Second, the petitioner can not invoke 1266 and the principle of rebus sis stantibus. It is a
fundamental rule that contracts, once perfected, bind both the contracting parties, and
obligations arising therefrom have the force of law between the parties and should be complied
with in good faith. However, the law recognizes exceptions to the principle of obligatory force of
contracts. Article 1266 is one of the exceptions, which read: THE DEBTOR IN THE OBLIGATION
TO DO SHALL BE RELEASED WHEN THE PRESTATION BECOME LEGALLY OR PHYSICALLY
IMPOSSIBLE WITHOUT THE FAULT OF THE OBLIGOR.

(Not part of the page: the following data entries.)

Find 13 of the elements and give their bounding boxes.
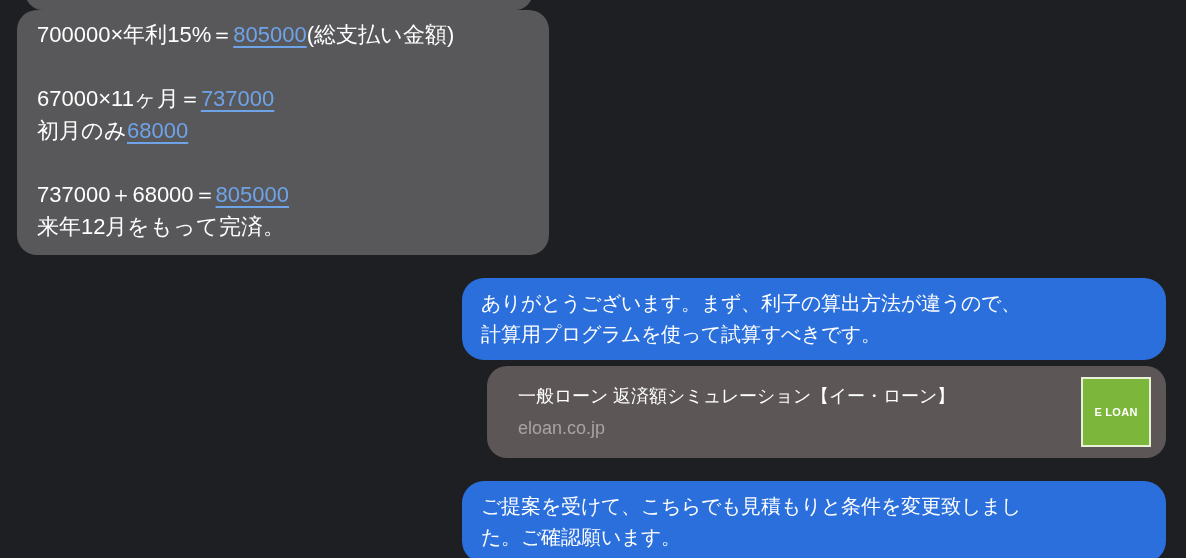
message-text: 67000×11ヶ月＝737000 初月のみ68000 [37,85,276,145]
message-text: ありがとうございます。まず、利子の算出方法が違うので、 計算用プログラムを使って試算すべきです。 [481,291,1022,347]
number-link[interactable]: 737000 [200,86,275,111]
preview-title: 一般ローン 返済額シミュレーション【イー・ローン】 [518,385,955,408]
number-link[interactable]: 68000 [127,118,189,143]
site-logo: E LOAN [1081,377,1151,447]
number-link[interactable]: 805000 [215,182,289,207]
message-text: 737000＋68000＝805000 来年12月をもって完済。 [37,181,290,241]
message-text: 700000×年利15%＝805000(総支払い金額) [37,21,456,49]
number-link[interactable]: 805000 [233,22,307,47]
preview-domain: eloan.co.jp [518,417,607,440]
link-preview[interactable]: 一般ローン 返済額シミュレーション【イー・ローン】 eloan.co.jp E LOAN [487,366,1166,458]
message-text: ご提案を受けて、こちらでも見積もりと条件を変更致しまし た。ご確認願います。 [481,494,1022,550]
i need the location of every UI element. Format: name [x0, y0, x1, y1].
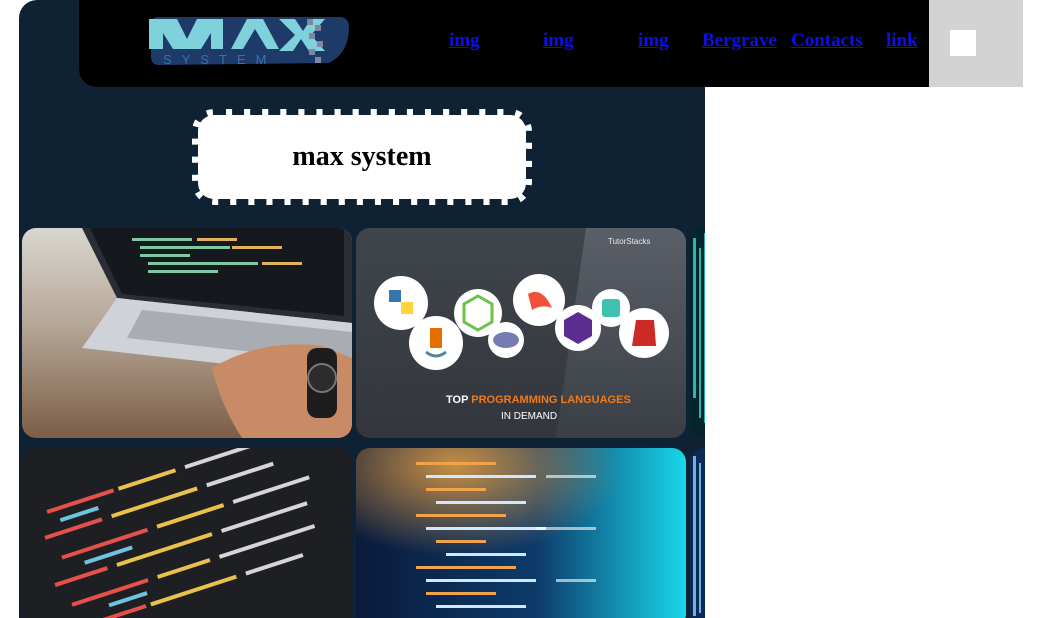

The petitioner cannot successfully take refuge in the said article, since it is applicable only in
obligation to do and not on obligation to give. The obligation to pay rentals falls under obligation
to give.
The principle of rebus sic stantibus neither fits in with the facts of the case. Under this
theory, the parties stipulate in the light of certain prevailing conditions, and once these
conditions cease to exist, the contract also ceases to exist.
In this case, petitioner wants the Court to believe that the abrupt change in political climate
and its poor financial condition rendered the performance of the obligation impractical and
inimical.

However, anent petitioner alleged poor financial condition, the same will neither release the
petitioner from the binding effect of the contract of lease. Mere pecuniary inability to fulfill an
engagement does not discharge a contractual obligation, nor does it constitute a defense to an
action for specific performance.(Central Bank vs. CA)
Non-materialization of purpose in entering the contract of lease. As a general principle, the
motive of a particular purpose in entering into a contract does not affect the validity nor
existence of the contract.
Third, the private respondent unquestionably suffered pecuniary losses because of the
inability to use the leased premises. Thus, in accordance with article 1659 of the Civil Code, they
are entitled to indemnification for damages; and the award of Php492,000.00 is fair and just.
Thus, the instant petition is DENIED and the decision of the CA is Affirmed in toto.